骨を折りたたむってのが気持ち悪かった:和田竜 「忍びの国


「のぼうの城」が面白かったのもあって、「小太郎の左腕」をまたもやジャケ買いしてしまった。
でもその前に、と借りてきたのが和田竜氏2作目の「忍びの国」。

とは言いつつ、一回目に借りた時は興も乗らず、返却日が来てしまったのを理由に返してしまい、今回も借りたはいいけどずっと放置。ついには図書館から催促の電話が来てしまったのであわてて読み終えた。

結果は、うーん。前作の方が面白かったかな。
なんか話の流れが前作と似た感じだった為、先が読めてしまったし、その上、前作の方が人物に魅力があった気がする。

なにはともあれ、本作の内容はというと。
時は前作より遡り、織田信長が天下統一を目指して奔走する安土桃山時代。
織田信長の次男坊、信雄(ノブオと書いてノブカツというらしい)が伊賀攻めを行うお話。
(以下ネタバレあり)


お話の主人公となるのは、伊賀忍者の無門。
自他共に認める天下一の忍者である。
彼が唯一頭が上がらないのは、安芸の国からかっさらってきた女・お国。女房にしたいところだが、なかなかお国は首を縦に振ってくれない。

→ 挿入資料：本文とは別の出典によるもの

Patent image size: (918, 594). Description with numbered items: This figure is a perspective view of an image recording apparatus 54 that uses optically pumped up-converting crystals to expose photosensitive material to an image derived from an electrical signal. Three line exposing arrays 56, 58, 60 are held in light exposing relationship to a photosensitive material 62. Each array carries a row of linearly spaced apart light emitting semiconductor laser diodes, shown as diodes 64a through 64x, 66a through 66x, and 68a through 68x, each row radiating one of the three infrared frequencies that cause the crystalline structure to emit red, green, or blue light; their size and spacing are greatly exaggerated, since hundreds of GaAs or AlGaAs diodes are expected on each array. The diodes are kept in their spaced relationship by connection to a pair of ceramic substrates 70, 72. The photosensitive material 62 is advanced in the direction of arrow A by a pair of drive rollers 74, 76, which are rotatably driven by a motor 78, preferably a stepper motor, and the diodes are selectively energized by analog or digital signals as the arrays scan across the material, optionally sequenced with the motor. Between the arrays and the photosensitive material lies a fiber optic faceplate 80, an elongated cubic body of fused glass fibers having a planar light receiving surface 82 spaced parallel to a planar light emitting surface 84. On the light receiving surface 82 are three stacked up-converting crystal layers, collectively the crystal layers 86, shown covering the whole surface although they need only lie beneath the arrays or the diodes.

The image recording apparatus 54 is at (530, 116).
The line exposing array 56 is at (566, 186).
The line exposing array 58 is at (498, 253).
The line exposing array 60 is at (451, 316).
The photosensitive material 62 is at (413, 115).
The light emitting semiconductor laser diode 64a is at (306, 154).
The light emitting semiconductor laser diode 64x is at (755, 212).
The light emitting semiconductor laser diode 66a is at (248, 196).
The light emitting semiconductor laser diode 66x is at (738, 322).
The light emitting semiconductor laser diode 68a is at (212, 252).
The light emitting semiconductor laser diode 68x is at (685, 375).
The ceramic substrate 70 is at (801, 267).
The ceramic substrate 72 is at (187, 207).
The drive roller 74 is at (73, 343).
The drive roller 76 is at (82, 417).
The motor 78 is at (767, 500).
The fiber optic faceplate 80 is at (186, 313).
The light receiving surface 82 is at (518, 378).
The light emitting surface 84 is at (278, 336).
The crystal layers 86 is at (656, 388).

ところでその頃の伊賀は、地侍で構成されており、その下に忍者である下人がいる。
忍者である下人は、普段畑を耕す百姓で、小遣い稼ぎに忍者稼業を営む。
その地侍は普段はお互いに戦を繰り広げているが、十二家評定衆という議会みたいなもので、場合によっては結束されている。

今回の物語の主となった信雄の伊賀攻めは、この十二家評定衆が仕掛けた罠で、織田に勝つことによって、忍者の仕事でがっぽり儲けようという魂胆のものだった。
ところが実際に戦いの火ぶたが落とされると、がめつい忍者たちは一銭の得にもならないこの戦に見切りをつけて、ごっそり脱走してしまう。
その中に無門もいたのだが、武士の娘であったお国に機嫌の悪さに辟易して、一計を興じて皆を引き連れて引き返す。

それまで劣勢にいた伊賀方が、それによって形勢逆転。

ついには勝利を飾ることになる。

といったお話なのだが、どうにもこうにもこのお国ってのが解せない。

なんかつんつんしちゃってさ。
そしてもっと解せないのが無門。一体お国の何がいいの!?って感じ。

どうせならさっさと安芸の国に返しちゃって、新しい人を見つけりゃいいじゃん!って感じ。
いまいち無門がお国に惚れている(そもそも惚れているのか!?)理由がさっぱり分からないので、その点が感情移入できない。

よって無門が伊賀に引き返すところも、まぁ話の流れで帰るのは分かるけど腑に落ちない。
挙句の果てにはお国は死んじゃうし!
というように感情移入ができなかったので、怒涛のような展開の場面でも、気持ちがあっさりしちゃって「ふ~ん」ってな感じ。

忍者という人たちがいかに銭至上主義で、考えが一風変わっていて、モラルというものが全くなかったというのは面白かったけど……。

“そもそもなんで無門はお国のことが好きなのか”という、物語の中心ではなさそうな、そして単純なところが不明瞭だったせいで、この作品の面白みが減っているのが非常に残念。

ということで「小太郎の左腕」には非常に期待しておる次第です。